20 April 2010

This is why you don't give too much power to


Uh yeah. What exactly is this school doing with all those pictures? Why it appears to be having amusing bit of fun with them.

As it is said there, if this can happen on accident...., it reminds me of a question that should always come up when you want to apportion new powers to some authority: what is the worst possible person to wield that authority that I can imagine and what will they do with it? It may not always be instructive, it may not always give us pause when discussing power and its abuses, but when we give a little too much because we trust the people behind that power now, it should definitely give us some food for thought. Those people won't always be there to delegate that power in the way that you see fit (if you are a progressive of some sort, this would be Obama that you trust a little too much and Bush that was reviled, rightly in my opinion, if it was Bush you trusted, well then I don't know what to tell you, but you're probably a conservative).

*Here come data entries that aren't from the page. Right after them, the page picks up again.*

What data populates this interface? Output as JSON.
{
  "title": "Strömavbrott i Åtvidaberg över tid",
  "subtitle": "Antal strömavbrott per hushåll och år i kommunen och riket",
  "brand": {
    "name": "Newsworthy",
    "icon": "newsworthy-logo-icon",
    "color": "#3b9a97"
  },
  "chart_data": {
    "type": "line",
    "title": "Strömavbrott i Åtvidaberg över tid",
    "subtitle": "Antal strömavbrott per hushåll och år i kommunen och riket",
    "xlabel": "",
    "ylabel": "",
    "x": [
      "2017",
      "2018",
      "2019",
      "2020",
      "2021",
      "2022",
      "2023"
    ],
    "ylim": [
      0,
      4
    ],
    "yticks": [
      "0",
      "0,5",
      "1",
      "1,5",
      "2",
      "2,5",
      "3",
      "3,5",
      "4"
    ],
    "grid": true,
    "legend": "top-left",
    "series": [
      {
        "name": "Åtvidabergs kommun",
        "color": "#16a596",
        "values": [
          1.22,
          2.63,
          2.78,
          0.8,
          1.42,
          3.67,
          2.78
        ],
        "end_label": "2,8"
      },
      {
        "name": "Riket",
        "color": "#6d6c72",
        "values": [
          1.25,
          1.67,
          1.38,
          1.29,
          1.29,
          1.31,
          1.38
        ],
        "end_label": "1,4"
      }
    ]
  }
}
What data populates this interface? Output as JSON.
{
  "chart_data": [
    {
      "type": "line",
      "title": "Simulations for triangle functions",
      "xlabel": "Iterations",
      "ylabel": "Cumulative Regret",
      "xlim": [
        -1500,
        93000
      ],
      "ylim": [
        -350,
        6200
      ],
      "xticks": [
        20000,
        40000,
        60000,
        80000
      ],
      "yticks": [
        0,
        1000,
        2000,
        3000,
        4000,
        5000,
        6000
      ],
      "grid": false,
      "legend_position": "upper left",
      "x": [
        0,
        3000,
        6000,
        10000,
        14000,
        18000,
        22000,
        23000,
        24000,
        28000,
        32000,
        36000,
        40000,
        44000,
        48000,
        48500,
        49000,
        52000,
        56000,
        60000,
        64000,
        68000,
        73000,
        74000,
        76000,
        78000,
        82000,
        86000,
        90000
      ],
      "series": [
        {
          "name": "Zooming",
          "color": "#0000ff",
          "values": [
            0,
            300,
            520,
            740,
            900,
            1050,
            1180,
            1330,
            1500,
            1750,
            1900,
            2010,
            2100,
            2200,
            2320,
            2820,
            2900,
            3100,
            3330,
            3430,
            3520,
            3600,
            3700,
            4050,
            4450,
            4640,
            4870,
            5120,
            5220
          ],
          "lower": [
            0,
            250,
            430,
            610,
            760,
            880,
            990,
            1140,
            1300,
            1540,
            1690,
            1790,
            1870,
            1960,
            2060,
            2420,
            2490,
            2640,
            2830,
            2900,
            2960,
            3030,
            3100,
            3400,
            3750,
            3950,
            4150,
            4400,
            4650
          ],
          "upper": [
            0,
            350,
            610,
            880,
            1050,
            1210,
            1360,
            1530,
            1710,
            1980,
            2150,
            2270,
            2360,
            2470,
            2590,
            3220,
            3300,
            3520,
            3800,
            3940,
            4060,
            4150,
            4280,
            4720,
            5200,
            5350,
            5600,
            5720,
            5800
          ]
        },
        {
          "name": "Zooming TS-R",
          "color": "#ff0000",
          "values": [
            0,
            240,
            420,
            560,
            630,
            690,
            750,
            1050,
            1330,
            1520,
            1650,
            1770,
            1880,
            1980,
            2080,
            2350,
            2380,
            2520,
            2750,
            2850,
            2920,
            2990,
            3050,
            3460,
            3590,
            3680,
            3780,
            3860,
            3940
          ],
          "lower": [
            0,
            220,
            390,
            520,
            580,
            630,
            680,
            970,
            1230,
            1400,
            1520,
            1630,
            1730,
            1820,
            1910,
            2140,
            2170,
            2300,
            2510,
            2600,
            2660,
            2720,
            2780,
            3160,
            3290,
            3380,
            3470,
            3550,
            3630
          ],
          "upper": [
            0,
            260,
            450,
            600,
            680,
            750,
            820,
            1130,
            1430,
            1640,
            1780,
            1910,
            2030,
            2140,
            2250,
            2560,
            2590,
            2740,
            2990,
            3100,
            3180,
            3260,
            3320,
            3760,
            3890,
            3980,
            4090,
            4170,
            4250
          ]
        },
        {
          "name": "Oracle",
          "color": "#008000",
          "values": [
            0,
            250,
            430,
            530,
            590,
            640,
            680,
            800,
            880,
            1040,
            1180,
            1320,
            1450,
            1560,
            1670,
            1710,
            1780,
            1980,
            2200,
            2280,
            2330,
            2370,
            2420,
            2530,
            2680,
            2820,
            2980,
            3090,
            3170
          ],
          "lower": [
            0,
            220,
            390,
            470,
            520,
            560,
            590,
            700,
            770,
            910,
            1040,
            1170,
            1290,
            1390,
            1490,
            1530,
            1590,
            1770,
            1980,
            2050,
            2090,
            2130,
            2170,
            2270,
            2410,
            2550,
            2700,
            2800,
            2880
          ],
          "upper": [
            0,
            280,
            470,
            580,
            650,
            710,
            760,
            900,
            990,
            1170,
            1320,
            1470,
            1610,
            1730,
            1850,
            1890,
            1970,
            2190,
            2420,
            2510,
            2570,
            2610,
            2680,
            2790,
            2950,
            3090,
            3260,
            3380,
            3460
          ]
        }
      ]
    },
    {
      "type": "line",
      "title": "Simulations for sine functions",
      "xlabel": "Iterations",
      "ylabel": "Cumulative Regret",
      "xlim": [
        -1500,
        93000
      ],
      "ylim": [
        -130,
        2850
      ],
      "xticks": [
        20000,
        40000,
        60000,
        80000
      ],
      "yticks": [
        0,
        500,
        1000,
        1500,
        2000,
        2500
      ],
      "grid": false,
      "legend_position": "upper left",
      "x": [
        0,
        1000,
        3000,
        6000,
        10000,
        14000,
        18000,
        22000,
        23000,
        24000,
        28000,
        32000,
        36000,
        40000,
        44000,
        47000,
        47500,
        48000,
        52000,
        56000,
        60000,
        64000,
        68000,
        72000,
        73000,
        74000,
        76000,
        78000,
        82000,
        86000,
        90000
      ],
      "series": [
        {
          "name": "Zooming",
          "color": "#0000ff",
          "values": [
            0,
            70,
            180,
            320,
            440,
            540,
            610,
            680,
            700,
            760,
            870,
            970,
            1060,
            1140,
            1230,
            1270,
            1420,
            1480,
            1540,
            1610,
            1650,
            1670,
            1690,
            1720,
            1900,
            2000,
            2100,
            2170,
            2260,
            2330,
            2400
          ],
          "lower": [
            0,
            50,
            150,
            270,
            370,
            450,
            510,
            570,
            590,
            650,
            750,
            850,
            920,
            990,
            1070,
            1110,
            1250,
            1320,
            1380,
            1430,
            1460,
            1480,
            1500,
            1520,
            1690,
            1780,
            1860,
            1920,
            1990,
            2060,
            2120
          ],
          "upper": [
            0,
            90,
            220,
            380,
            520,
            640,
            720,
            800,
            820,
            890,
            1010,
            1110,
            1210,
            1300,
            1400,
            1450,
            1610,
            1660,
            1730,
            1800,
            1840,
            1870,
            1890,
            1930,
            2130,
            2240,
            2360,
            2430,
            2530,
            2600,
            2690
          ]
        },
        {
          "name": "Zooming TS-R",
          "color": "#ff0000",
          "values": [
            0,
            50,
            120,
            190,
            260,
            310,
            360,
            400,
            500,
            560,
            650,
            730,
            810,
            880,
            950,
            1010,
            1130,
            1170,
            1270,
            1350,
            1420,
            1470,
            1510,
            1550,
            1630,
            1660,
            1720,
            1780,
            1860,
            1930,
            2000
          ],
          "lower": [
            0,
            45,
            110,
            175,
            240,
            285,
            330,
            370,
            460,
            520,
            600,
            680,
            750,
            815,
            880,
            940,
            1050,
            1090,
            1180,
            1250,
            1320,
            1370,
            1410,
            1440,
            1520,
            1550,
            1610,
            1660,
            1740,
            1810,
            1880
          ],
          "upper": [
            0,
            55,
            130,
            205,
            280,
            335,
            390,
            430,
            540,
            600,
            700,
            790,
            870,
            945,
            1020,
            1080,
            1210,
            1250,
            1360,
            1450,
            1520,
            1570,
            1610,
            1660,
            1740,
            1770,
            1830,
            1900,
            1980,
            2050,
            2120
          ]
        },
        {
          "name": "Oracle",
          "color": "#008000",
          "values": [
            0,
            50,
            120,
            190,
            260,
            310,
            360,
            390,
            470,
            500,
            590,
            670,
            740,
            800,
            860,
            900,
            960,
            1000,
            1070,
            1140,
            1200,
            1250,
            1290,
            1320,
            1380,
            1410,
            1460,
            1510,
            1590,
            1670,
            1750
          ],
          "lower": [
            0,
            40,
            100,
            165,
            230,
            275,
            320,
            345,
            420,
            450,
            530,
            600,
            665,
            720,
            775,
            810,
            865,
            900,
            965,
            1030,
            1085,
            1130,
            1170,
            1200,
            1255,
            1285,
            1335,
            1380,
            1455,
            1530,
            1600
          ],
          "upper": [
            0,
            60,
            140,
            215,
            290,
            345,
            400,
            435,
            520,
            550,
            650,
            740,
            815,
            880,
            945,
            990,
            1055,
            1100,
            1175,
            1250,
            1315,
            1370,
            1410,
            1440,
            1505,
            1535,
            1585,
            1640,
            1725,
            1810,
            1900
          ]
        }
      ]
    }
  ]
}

But still, even with all that invasive behavior, and schools what with the random drug searches aren't big on all the privacy rights anyway, this is probably worse. It's one thing to be spied upon. It's another to be spied upon and then suspected and treated as a criminal. Naturally given the politics of the crime being investigated, and the era that it occurred, it's hard to say that this is unusual behavior for police and federal investigators.

The disturbing part is that it is more or less usual behavior anymore to treat people like criminals and violate due process or at least that police give every intention of acting this way and projecting themselves in that manner. When, of all people, Daryl Gates (the brainchild behind those "brilliant" DARE and SWAT programs. Plus an illegal investigative unit) is saying that you're not doing a very good job policing a crime, this is not a good sign.